Everything Musk does depends on the government being fairly friendly. The government is the big customer for SpaceX and Starlink (note that the FCC cut off some grant funds recently). The government is behind a lot of the push for electric cars and solar energy (both Tesla). The Boring Company would make its money from government if it ever made any. Twitter doesn't depend on the government but he makes no money from it thanks to the Left, Inc. boycott. This kinda leaves him in a tough spot -- he depends on government friendliness but he and the Democrats have a somewhat hostile relationship and they are willing to punish him for it. The Republicans, on the other hand, are less likely to push for electric cars and solar energy, though they're fine for SpaceX.

I feel like solar/batteries, specifically, are exempt from a ‘f you, greenies’ push by republicans because government solar programs are so often about giving middle class people free money.

The majority of Republicans with solar seem to be off grid and not eligible for the absurd subsidies given to California Democrats.

"I have solar and get paid $.5/kwh to use the grid as my battery!" <-probably leftist.
"I installed it myself" <-probably conservative.
"I'm off grid and power my home with a salvaged Tesla battery and some microcomputers I had laying around" <-there are two wolves inside you: they are both far-right libertarian congressman Thomas Massie.

This is probably one reason why IRA subsidies now require home inspections from "energy efficiency experts", other than the usual "jobs for the folx" pork.

Edit: this also applies to heat pumps, on a scale of "brags his $25k install is saving the planet", "installed it himself", and "is a real HVAC tech"

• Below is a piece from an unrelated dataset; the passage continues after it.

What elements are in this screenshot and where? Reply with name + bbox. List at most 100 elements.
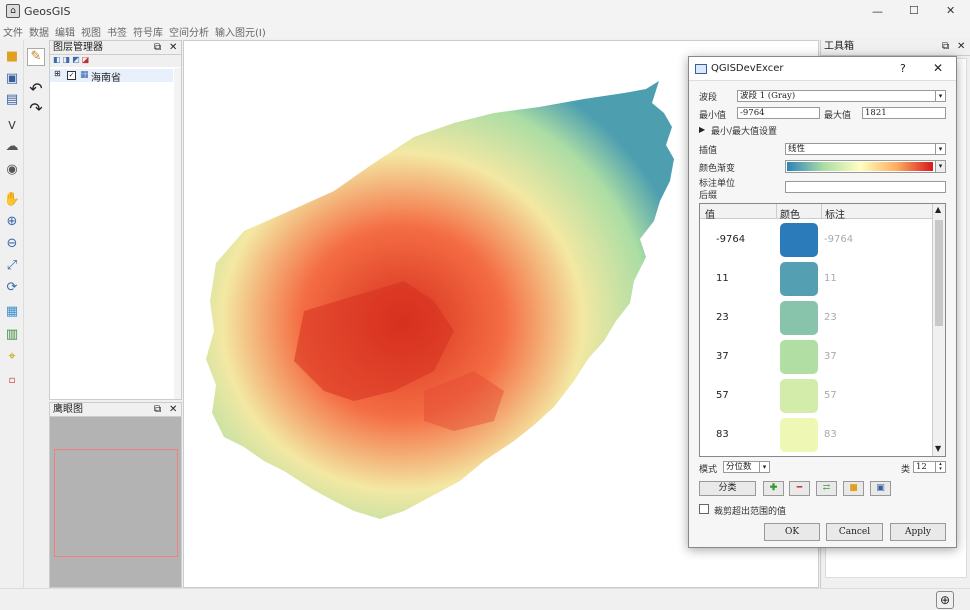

I've seen the first from people of both parties.

Lots of middle-class suburban homeowners get solar as a home improvement, many of them fairly red. As a minor datapoint, I drive all over DFW frequently and see about as many solar panels on roofs in Tarrant county(light red) as Dallas county(deep blue), and only slightly fewer in Denton county(deep red). Exurbs aren't eligible for solar subsidies, just the tax credit, but I still see plenty of panels in exurbs. It's often a reasonable financial decision to install solar panels, even if they're a retarded basis for a power grid.

That's interesting. The majority of people I know here who did solar before the subsidies were fringe Christian survivalists (great folks, very practical, always good for a 5 gallon bucket of 1999-dated dried beans).
Now it's the Subaru and Prius crowd getting paid to put prayer flags on their roofs.

Think I ruined a "friendship" with one when the power went out at his place during the day, and I laughed at him because his grid-tie solar couldn't even power his own house. I may as well have been Mohammed spitting on his pagan idols.

The subsidies and large tax credits are part of what makes it a reasonable financial decision; the thirty percent credit gets to you immediately and you still have the low payment, for one thing.

Maybe the neocon or Whig wings, but the minarchist and libertarian wings are quite willing to end subsidies.

They're pretty small. Fact of the matter is subsidies for at home solar- which probably benefits Elon Musk more than solar power plants- are fairly popular among the republican base.

Is it just the rockets? Maybe the rockets are enough, maybe not, but is any of the rest plausible enough to bet on, or is it essentially fog?

I forget who said it, but some Carl Sagan type science communicator/futurist predicted that whoever mines the first asteroid will be Earth's first trillionaire.

You know what, a quick google later, and it was Neil DeGrasse Tyson. Make of that what you will.

Casey Handmer writes some on why he doesn't think this is feasible here.

TL;DR: Transport's costly enough that there aren't many things that would be profitable. But for these, the market demand would quickly be saturated, meaning the price would go way down, so there wouldn't be the enormous revenues.